Plan International est une organisation humanitaire et de développement internationale qui œuvre pour la promotion des droits de l’enfant et l’égalité des filles. Forte de plus de 80 ans d’expérience, elle travaille aux côtés des enfants, des jeunes, des communautés et de ses partenaires pour s’attaquer aux causes profondes des inégalités et aux difficultés rencontrées par les enfants vulnérables.

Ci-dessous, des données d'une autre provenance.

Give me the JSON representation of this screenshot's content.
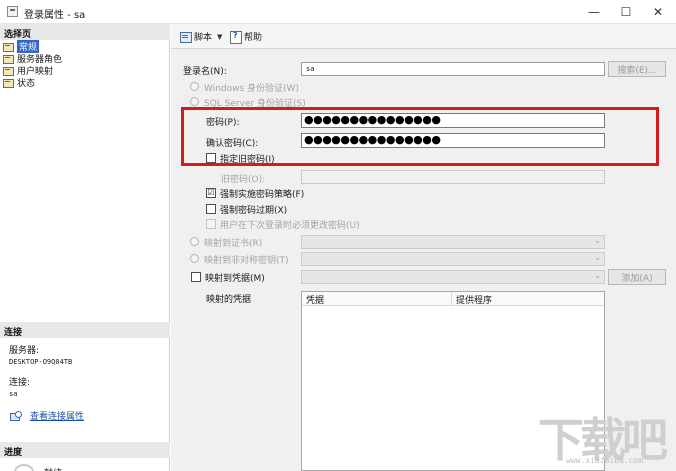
{
  "window": {
    "title": "登录属性 - sa",
    "minimize_glyph": "—",
    "maximize_glyph": "☐",
    "close_glyph": "✕"
  },
  "left_pane": {
    "select_page_header": "选择页",
    "nav_items": [
      {
        "label": "常规",
        "icon": "page-icon",
        "selected": true
      },
      {
        "label": "服务器角色",
        "icon": "page-icon",
        "selected": false
      },
      {
        "label": "用户映射",
        "icon": "page-icon",
        "selected": false
      },
      {
        "label": "状态",
        "icon": "page-icon",
        "selected": false
      }
    ],
    "connection_header": "连接",
    "server_label": "服务器:",
    "server_value": "DESKTOP-O9Q04TB",
    "connection_label": "连接:",
    "connection_value": "sa",
    "view_connection_link": "查看连接属性",
    "progress_header": "进度",
    "progress_status": "就绪"
  },
  "toolbar": {
    "script_label": "脚本",
    "script_caret": "▼",
    "help_label": "帮助"
  },
  "form": {
    "login_name_label": "登录名(N):",
    "login_name_value": "sa",
    "search_button": "搜索(E)...",
    "windows_auth_label": "Windows 身份验证(W)",
    "sql_auth_label": "SQL Server 身份验证(S)",
    "password_label": "密码(P):",
    "password_value": "●●●●●●●●●●●●●●●",
    "confirm_password_label": "确认密码(C):",
    "confirm_password_value": "●●●●●●●●●●●●●●●",
    "specify_old_password_label": "指定旧密码(I)",
    "old_password_label": "旧密码(O):",
    "enforce_policy_label": "强制实施密码策略(F)",
    "enforce_policy_checked": "☑",
    "enforce_expiration_label": "强制密码过期(X)",
    "must_change_label": "用户在下次登录时必须更改密码(U)",
    "map_certificate_label": "映射到证书(R)",
    "map_asymmetric_key_label": "映射到非对称密钥(T)",
    "map_credential_label": "映射到凭据(M)",
    "add_button": "添加(A)",
    "mapped_credentials_label": "映射的凭据",
    "grid_headers": [
      "凭据",
      "提供程序"
    ],
    "combo_arrow": "⌄"
  },
  "watermark": {
    "text": "下载吧",
    "sub": "www.xiazaiba.com"
  },
  "colors": {
    "highlight_border": "#d31c1c",
    "selected_nav": "#3465c7",
    "link": "#1a4fa8"
  }
}
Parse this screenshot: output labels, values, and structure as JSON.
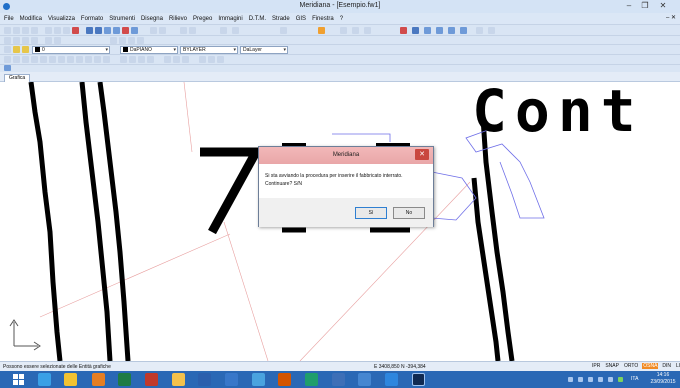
{
  "window": {
    "title": "Meridiana - [Esempio.fw1]",
    "controls": [
      "–",
      "❐",
      "✕"
    ]
  },
  "menu": {
    "items": [
      "File",
      "Modifica",
      "Visualizza",
      "Formato",
      "Strumenti",
      "Disegna",
      "Rilievo",
      "Pregeo",
      "Immagini",
      "D.T.M.",
      "Strade",
      "GIS",
      "Finestra",
      "?"
    ],
    "doc_controls": "– ✕"
  },
  "toolbar": {
    "layer_value": "0",
    "color_value": "DaPIANO",
    "linetype_value": "BYLAYER",
    "lineweight_value": "DaLayer"
  },
  "drawing_tab": "Grafica",
  "canvas": {
    "text_left": "7",
    "text_right": "Cont"
  },
  "dialog": {
    "title": "Meridiana",
    "message_line1": "Si sta avviando la procedura per inserire il fabbricato interrato.",
    "message_line2": "Continuare? S/N",
    "yes_label": "Sì",
    "no_label": "No"
  },
  "statusbar": {
    "hint": "Possono essere selezionate delle Entità grafiche",
    "coords": "E  3408,850  N  -394,384",
    "modes": [
      {
        "label": "IPR",
        "on": false
      },
      {
        "label": "SNAP",
        "on": false
      },
      {
        "label": "ORTO",
        "on": false
      },
      {
        "label": "OSNA",
        "on": true
      },
      {
        "label": "DIN",
        "on": false
      },
      {
        "label": "LI",
        "on": false
      }
    ]
  },
  "taskbar": {
    "time": "14:16",
    "date": "23/09/2015",
    "language": "ITA"
  },
  "colors": {
    "accent": "#2a68b5",
    "dialog_title": "#eeaeb0",
    "snap_on": "#f08a24",
    "grid_red": "#e8a0a0",
    "polyline_blue": "#6f6fe8"
  }
}
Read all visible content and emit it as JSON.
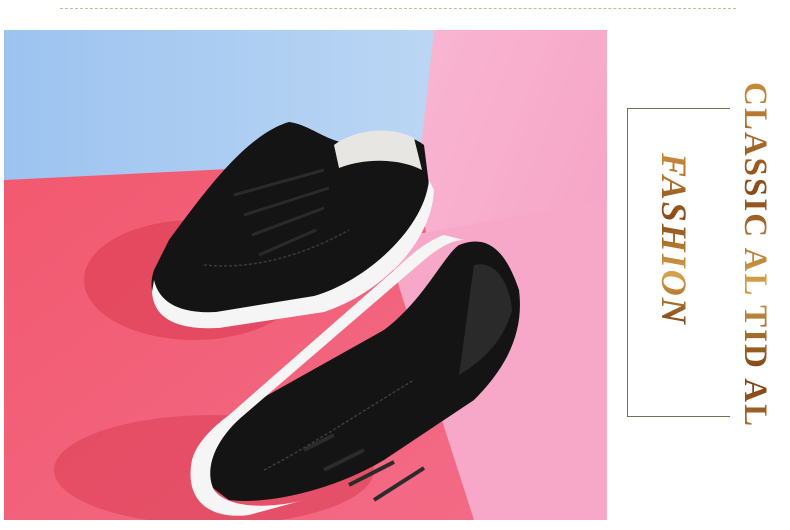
{
  "banner": {
    "headline": "CLASSIC AL TID AL",
    "subheadline": "FASHION"
  },
  "photo": {
    "subject": "sneakers-photo",
    "colors": {
      "sky_blue": "#a9cdf2",
      "coral_red": "#f4566a",
      "pink": "#f6a9c9",
      "shoe_black": "#141414",
      "sole_white": "#f7f7f7",
      "gold": "#b87530"
    }
  }
}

Présente dans plus de 75 pays, elle conjugue action concrète et plaidoyer fondé sur des données probantes afin d’impulser le changement aux niveaux local, national et international.

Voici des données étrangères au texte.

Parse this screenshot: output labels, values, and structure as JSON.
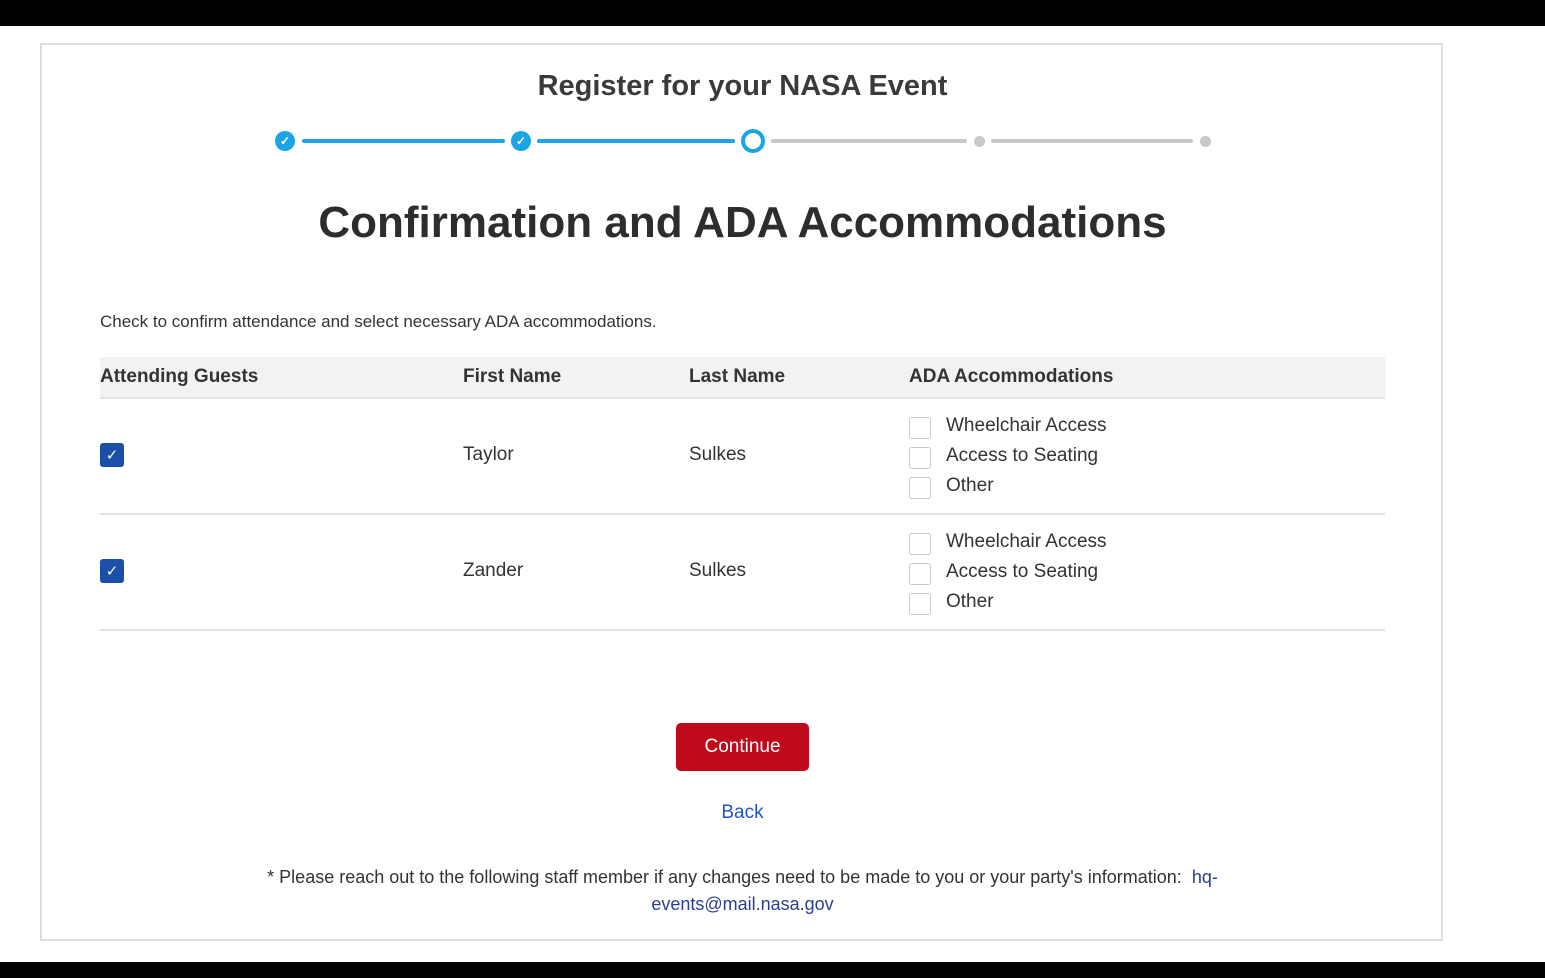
{
  "header": {
    "event_title": "Register for your NASA Event"
  },
  "stepper": {
    "steps": [
      {
        "status": "completed"
      },
      {
        "status": "completed"
      },
      {
        "status": "current"
      },
      {
        "status": "upcoming"
      },
      {
        "status": "upcoming"
      }
    ]
  },
  "section": {
    "title": "Confirmation and ADA Accommodations",
    "instructions": "Check to confirm attendance and select necessary ADA accommodations."
  },
  "table": {
    "headers": [
      "Attending Guests",
      "First Name",
      "Last Name",
      "ADA Accommodations"
    ],
    "rows": [
      {
        "attending": true,
        "first_name": "Taylor",
        "last_name": "Sulkes",
        "options": [
          {
            "label": "Wheelchair Access",
            "checked": false
          },
          {
            "label": "Access to Seating",
            "checked": false
          },
          {
            "label": "Other",
            "checked": false
          }
        ]
      },
      {
        "attending": true,
        "first_name": "Zander",
        "last_name": "Sulkes",
        "options": [
          {
            "label": "Wheelchair Access",
            "checked": false
          },
          {
            "label": "Access to Seating",
            "checked": false
          },
          {
            "label": "Other",
            "checked": false
          }
        ]
      }
    ]
  },
  "actions": {
    "continue_label": "Continue",
    "back_label": "Back"
  },
  "footer": {
    "note": "* Please reach out to the following staff member if any changes need to be made to you or your party's information:",
    "email": "hq-events@mail.nasa.gov"
  },
  "colors": {
    "accent_blue": "#1ba4e8",
    "checkbox_blue": "#1c4fa8",
    "continue_red": "#c0091b",
    "link_blue": "#2056c4"
  }
}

Plan International Nigeria, créé en 2014, œuvre à l’autonomisation des filles et des jeunes femmes grâce à des programmes transformateurs en matière d’égalité des sexes et à des interventions stratégiques. Notre stratégie pays (exercices 2024-2028), intitulée « Toutes les filles fortes, actrices du changement mondial », vise à permettre à 20 millions de filles au Nigeria d’apprendre, de diriger, de décider et de s’épanouir.
Nous accordons la priorité à une éducation inclusive et de qualité, à l’emploi et à l’entrepreneuriat des jeunes, à la santé et aux droits sexuels et reproductifs, à la nutrition, au développement de la petite enfance et à la protection contre la violence.

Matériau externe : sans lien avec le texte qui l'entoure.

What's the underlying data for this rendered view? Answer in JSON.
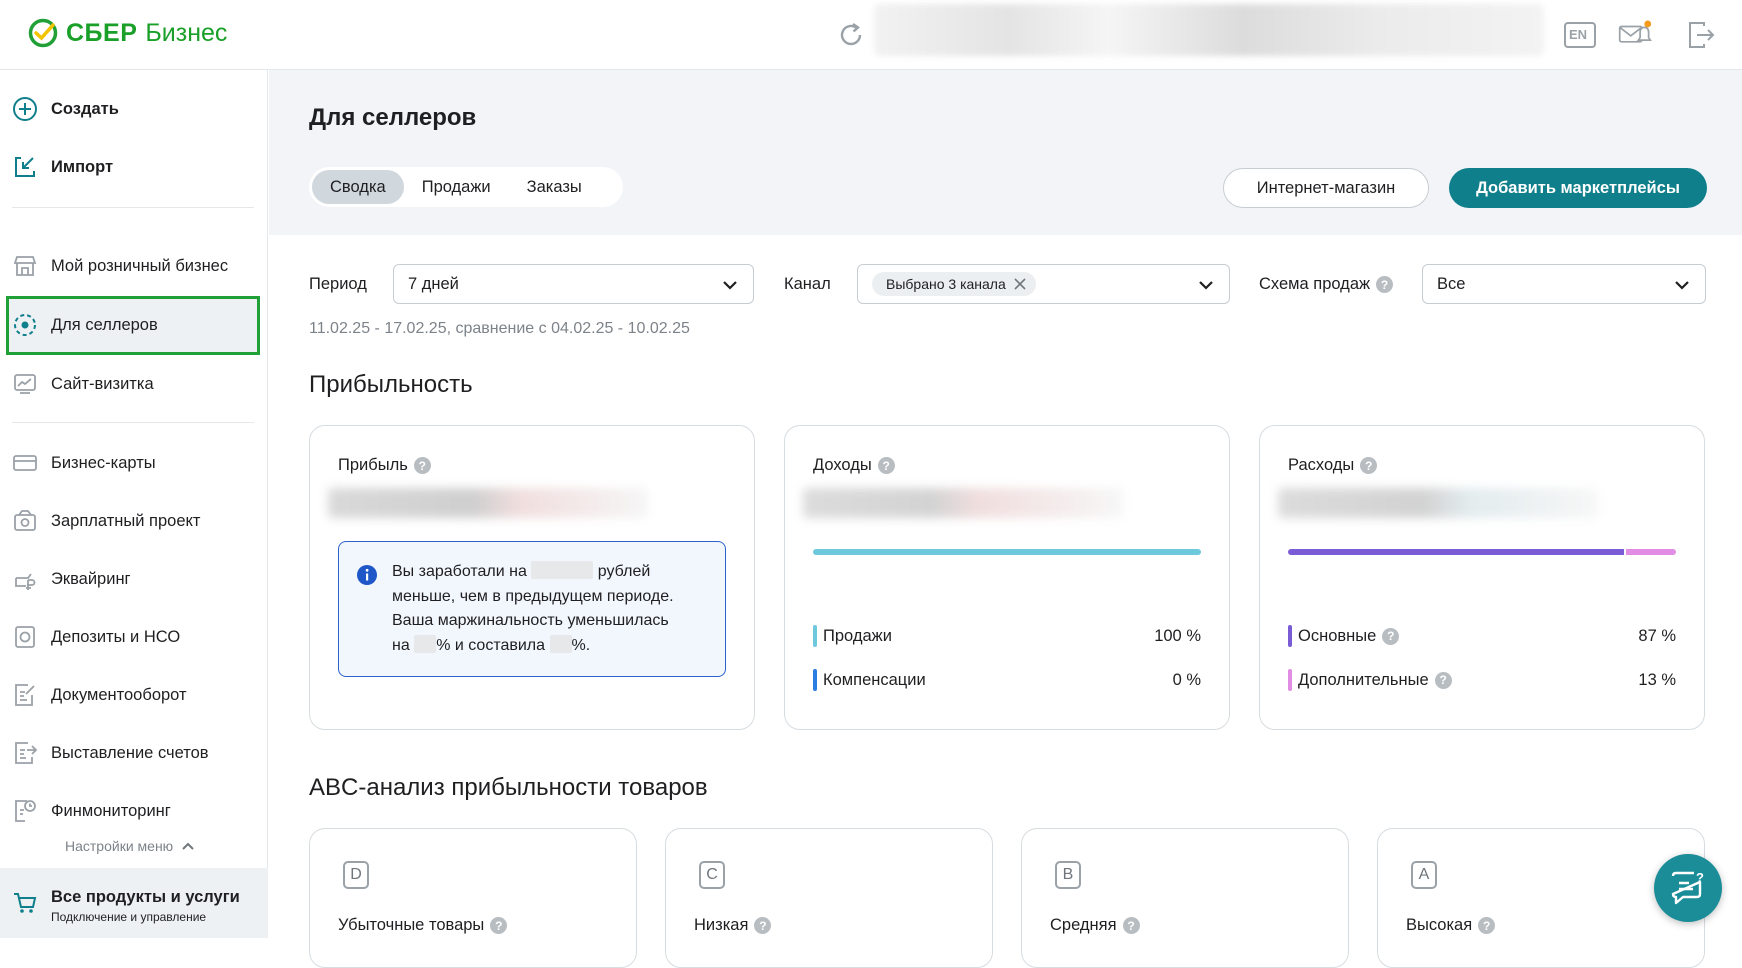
{
  "header": {
    "logo_brand": "СБЕР",
    "logo_product": "Бизнес",
    "lang_label": "EN",
    "icons": [
      "refresh-icon",
      "language-icon",
      "mail-notification-icon",
      "logout-icon"
    ],
    "accent_color": "#1a9f29"
  },
  "sidebar": {
    "top_items": [
      {
        "label": "Создать",
        "icon": "plus-circle-icon"
      },
      {
        "label": "Импорт",
        "icon": "import-icon"
      }
    ],
    "items": [
      {
        "label": "Мой розничный бизнес",
        "icon": "store-icon"
      },
      {
        "label": "Для селлеров",
        "icon": "seller-icon",
        "active": true
      },
      {
        "label": "Сайт-визитка",
        "icon": "website-icon"
      },
      {
        "label": "Бизнес-карты",
        "icon": "card-icon"
      },
      {
        "label": "Зарплатный проект",
        "icon": "salary-icon"
      },
      {
        "label": "Эквайринг",
        "icon": "acquiring-icon"
      },
      {
        "label": "Депозиты и НСО",
        "icon": "deposit-icon"
      },
      {
        "label": "Документооборот",
        "icon": "document-icon"
      },
      {
        "label": "Выставление счетов",
        "icon": "invoice-icon"
      },
      {
        "label": "Финмониторинг",
        "icon": "finmonitoring-icon"
      }
    ],
    "menu_settings": "Настройки меню",
    "all_products": {
      "title": "Все продукты и услуги",
      "subtitle": "Подключение и управление"
    }
  },
  "main": {
    "title": "Для селлеров",
    "tabs": [
      {
        "label": "Сводка",
        "active": true
      },
      {
        "label": "Продажи",
        "active": false
      },
      {
        "label": "Заказы",
        "active": false
      }
    ],
    "buttons": {
      "shop": "Интернет-магазин",
      "add_marketplaces": "Добавить маркетплейсы"
    },
    "filters": {
      "period": {
        "label": "Период",
        "value": "7 дней"
      },
      "channel": {
        "label": "Канал",
        "chip": "Выбрано 3 канала"
      },
      "scheme": {
        "label": "Схема продаж",
        "value": "Все"
      }
    },
    "date_range": "11.02.25 - 17.02.25, сравнение с 04.02.25 - 10.02.25",
    "profitability": {
      "title": "Прибыльность",
      "profit": {
        "title": "Прибыль",
        "info": {
          "l1a": "Вы заработали на",
          "l1b": "рублей",
          "l2": "меньше, чем в предыдущем периоде.",
          "l3": "Ваша маржинальность уменьшилась",
          "l4a": "на",
          "l4b": "% и составила",
          "l4c": "%."
        }
      },
      "income": {
        "title": "Доходы",
        "bar_color": "#6ec9dc",
        "rows": [
          {
            "name": "Продажи",
            "value": "100 %",
            "color": "#6ec9dc",
            "share": 1.0
          },
          {
            "name": "Компенсации",
            "value": "0 %",
            "color": "#2a7de1",
            "share": 0.0
          }
        ]
      },
      "expenses": {
        "title": "Расходы",
        "rows": [
          {
            "name": "Основные",
            "value": "87 %",
            "color": "#7a5cd6",
            "share": 0.87
          },
          {
            "name": "Дополнительные",
            "value": "13 %",
            "color": "#e08de3",
            "share": 0.13
          }
        ]
      }
    },
    "abc": {
      "title": "ABC-анализ прибыльности товаров",
      "cards": [
        {
          "letter": "D",
          "title": "Убыточные товары"
        },
        {
          "letter": "C",
          "title": "Низкая"
        },
        {
          "letter": "B",
          "title": "Средняя"
        },
        {
          "letter": "A",
          "title": "Высокая"
        }
      ]
    },
    "help_glyph": "?"
  }
}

2.0 Contexte et arrière-plan
Le Nigéria est confronté à une grave crise de l’éducation. Selon l’UNICEF, le nombre d’enfants non scolarisés au Nigéria a atteint 18,95 millions, soit le chiffre le plus élevé au monde. La pauvreté endémique, les conflits armés (particulièrement dans le nord du pays), l’insécurité et des barrières socioculturelles profondément ancrées, telles que les mariages précoces, le travail des enfants et la discrimination fondée sur le sexe, excluent des millions d’enfants en âge scolaire, notamment les filles et les enfants handicapés, du système éducatif formel. Le nord du Nigéria est touché de manière disproportionnée : l’UNICEF a constaté que des États comme Kano, Sokoto et Jigawa représentent à eux seuls environ 16 % des enfants non scolarisés du pays. Cette exclusion scolaire entraîne de graves conséquences : faibles compétences en lecture, en écriture et en calcul, diminution des perspectives de subsistance et perpétuation du cycle de la pauvreté et des inégalités.
En réponse, le Programme d’éducation de base accélérée (PEBA) a été mis en place. Ce programme d’apprentissage accéléré, approuvé au niveau national, a été élaboré par le Conseil nigérian de la recherche et du développement en éducation (NERDC) et validé par le Conseil national de l’éducation en 2019. Le PEBA condense le programme d’éducation de base standard en trois niveaux couvrant cinq matières fondamentales. Il permet aux jeunes en âge de suivre un cursus plus long ou non scolarisé (environ 10 à 18 ans) d’acquérir les compétences fondamentales en lecture, en écriture, en calcul, en compétences de vie courante et en éducation civique, nécessaires pour réintégrer le système scolaire formel ou une formation professionnelle. Grâce à ce programme condensé et accéléré, le PEBA permet aux apprenants de terminer leur cycle primaire plus rapidement et facilite leur transition vers le système scolaire formel ou la formation professionnelle.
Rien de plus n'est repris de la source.